Carradine, a 6-foot-5, 257-pound sophomore, is the top junior-college prospect in the nation. He has already been named the Defensive Player of the Year in the Jayhawk Conference thanks to his 109 tackles and 16 sacks — both league bests. He has led the top-ranked Grizzlies (11-0) into today's national title game against No. 2 Navarro (10-1) in the Citizens Bank Bowl at Pittsburg.
"Since the end of his freshman year, when we lost to Fort Scott in the final game, his sole focus has been on getting this team to this point," Butler defensive coordinator Tim Schaffner said of Carradine. "When we have discussions, it's about what we have to do to win... he is gifted, he is motivated and he has the mindset of an overachiever. You put all that stuff together and that's a dangerous thing."
Carradine has routinely been at his best in the Grizzlies' biggest games this season.
In the season-opener against Navarro, Carradine had nine tackles and 3.5 sacks in a 16-10 win at Cessna Stadium.
When the Grizzlies traveled to No. 3 Coffeyville on Oct. 16, Carradine's 39-yard fumble return for a touchdown gave Butler the lead after digging a 12-0 hole to start the game. His 11 tackles and three sacks did the rest in a 38-26 win.

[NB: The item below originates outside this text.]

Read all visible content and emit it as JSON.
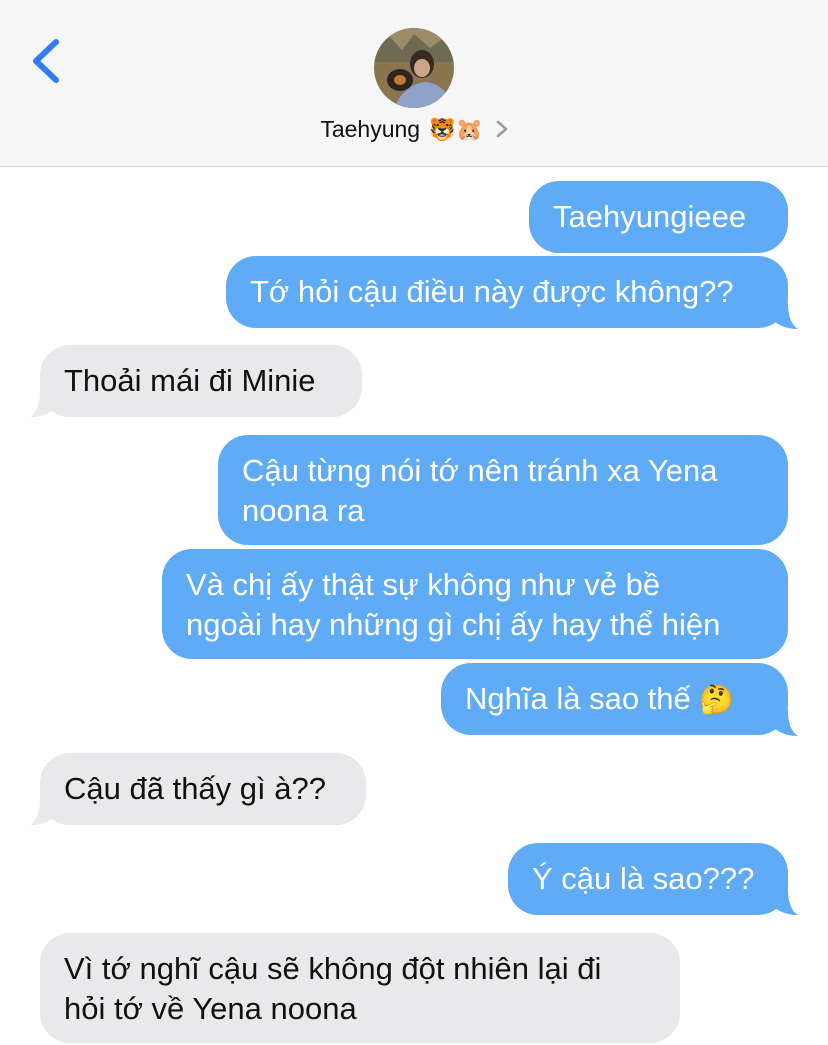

"Against Coffeyville, there was a play where he had four guys trying to block him and he went right through the middle of them and got to the quarterback," said Butler's other defensive end, Ian Knight. "He's just so fast. Everything he does on the field is a split-second ahead of everybody else."
Carradine had 11 tackles and two sacks the next week in a 28-0 win over No. 2 Hutchinson, and then posted 10 tackles and one sack in the Region VI title game, a 48-0 rout of the Blue Dragons.
"You see what he's done and you understand why he's so wanted right now," Morrell said. "And I think he is so humble, so down-to-earth, that it kind of overwhelms him that all of these schools want him."
Carradine has received scholarship offers from, among others, Alabama, Arkansas, Florida State, Georgia, Kansas State, Tennessee and, most importantly, Ohio State, just an hour-and-a-half drive from his hometown of Cincinnati. His mother, uncle, brothers and sisters have made the trip to Pittsburg to watch him play today.
He is also on track to finish school Wednesday, in just three semesters, and start the winter semester at whatever four-year school he chooses.
"All of my focus has been on the national title game, and I feel like it'd be selfish of me to be thinking about what school I'm going to go to with so much on the line for all of us," Carradine said. "After the season is over, I'll get together with the coaches and we'll figure all that out. Right now, my focus is completely on the game.
"The idea of winning a title is the motivation for our team. We feel like we can do it, together."